Using conversant artificial intelligence to improve diagnostic reasoning: ready for prime time?

Scott, Ian A; Miller, Tim; Crock, Carmel

doi:10.5694/mja2.52401

Topics

An estimated 10–15% of diagnoses are incorrect and serious patient harm or death from misdiagnosis affects one in 200 patients admitted to hospital.1 Up to 80% of diagnostic errors are potentially preventable and are mostly due to faults in clinician reasoning related to the gathering of relevant background information and integrating symptoms, signs and situational factors in generating an appropriate differential diagnosis.2

Experience with digital symptom checkers,3 electronic differential diagnosis generators4 and electronic medical record (EMR) screening for missed diagnoses5 has shown minimal impact, in part due to poor integration into clinical workflows and negative clinician perceptions.6 In this perspective article, we consider how artificial intelligence (AI) may assist clinicians in diagnosing complex cases at the bedside or in the clinic.

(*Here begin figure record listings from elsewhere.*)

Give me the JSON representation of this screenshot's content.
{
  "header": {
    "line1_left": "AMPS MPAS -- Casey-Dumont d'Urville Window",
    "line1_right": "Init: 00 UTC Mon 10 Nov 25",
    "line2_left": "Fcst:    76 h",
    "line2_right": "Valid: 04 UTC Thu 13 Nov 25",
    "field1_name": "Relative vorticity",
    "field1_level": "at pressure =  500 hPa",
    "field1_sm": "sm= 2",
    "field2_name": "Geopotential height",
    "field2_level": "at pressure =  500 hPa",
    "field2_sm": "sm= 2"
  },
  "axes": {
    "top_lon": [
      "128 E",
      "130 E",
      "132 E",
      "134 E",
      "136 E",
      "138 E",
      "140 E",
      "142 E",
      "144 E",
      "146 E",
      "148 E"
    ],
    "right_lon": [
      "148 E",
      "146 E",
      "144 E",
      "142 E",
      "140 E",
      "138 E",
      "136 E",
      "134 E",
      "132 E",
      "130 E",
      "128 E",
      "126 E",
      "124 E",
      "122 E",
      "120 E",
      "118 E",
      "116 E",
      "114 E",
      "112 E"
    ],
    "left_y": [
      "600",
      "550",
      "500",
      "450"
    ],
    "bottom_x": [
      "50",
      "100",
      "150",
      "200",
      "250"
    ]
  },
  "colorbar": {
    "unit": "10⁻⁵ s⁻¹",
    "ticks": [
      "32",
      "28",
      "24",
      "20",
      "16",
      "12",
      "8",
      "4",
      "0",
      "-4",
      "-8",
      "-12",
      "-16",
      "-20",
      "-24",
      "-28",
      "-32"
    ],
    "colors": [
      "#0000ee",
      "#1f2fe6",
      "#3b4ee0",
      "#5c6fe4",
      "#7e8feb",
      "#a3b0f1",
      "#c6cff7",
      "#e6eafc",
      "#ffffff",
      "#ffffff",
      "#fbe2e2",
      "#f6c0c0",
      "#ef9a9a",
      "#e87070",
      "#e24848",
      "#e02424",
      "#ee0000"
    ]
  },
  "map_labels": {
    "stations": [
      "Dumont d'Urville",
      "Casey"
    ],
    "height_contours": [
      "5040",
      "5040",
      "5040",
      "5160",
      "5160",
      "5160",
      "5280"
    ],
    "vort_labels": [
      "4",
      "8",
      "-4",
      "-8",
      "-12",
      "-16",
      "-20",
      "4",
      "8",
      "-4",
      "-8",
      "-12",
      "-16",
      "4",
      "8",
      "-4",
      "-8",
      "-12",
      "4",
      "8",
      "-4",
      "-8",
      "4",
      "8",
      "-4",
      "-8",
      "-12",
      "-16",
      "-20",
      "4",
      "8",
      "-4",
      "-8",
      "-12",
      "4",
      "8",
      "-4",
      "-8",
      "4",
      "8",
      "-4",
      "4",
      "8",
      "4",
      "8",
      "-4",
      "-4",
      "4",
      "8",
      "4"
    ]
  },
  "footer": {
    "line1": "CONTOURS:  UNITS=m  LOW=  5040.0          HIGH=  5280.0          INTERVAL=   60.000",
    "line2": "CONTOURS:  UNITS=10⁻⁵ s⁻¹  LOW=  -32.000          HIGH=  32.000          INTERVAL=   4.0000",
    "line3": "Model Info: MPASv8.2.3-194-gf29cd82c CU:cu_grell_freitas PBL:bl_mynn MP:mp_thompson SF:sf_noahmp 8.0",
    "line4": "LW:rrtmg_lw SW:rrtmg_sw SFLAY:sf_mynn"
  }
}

Advent of AI‐assisted diagnosis

Machine learning prediction models applied to imaging data have shown promise in diagnosing pneumothoraces from chest radiographs,7 diabetic retinopathy from fundal images8 or skin cancer from dermatoscopic photographs.9 Randomised trials confirm superior AI‐assisted clinician performance in diagnosing diabetic retinopathy,10 detecting adenomas on colonoscopy,11 and identifying impaired cardiac function from electrocardiographs.12

To date, most diagnostic machine learning models input images or structured data from EMRs or investigations and generate single disease probabilities or disease present/not present predictions. Moving upstream and using machine learning tools to assist bedside clinicians in more complex reasoning tasks requires integration of relevant clinical information (history from medical records, presenting complaint and findings from physical examination) and formulation of a differential diagnosis containing the correct diagnosis.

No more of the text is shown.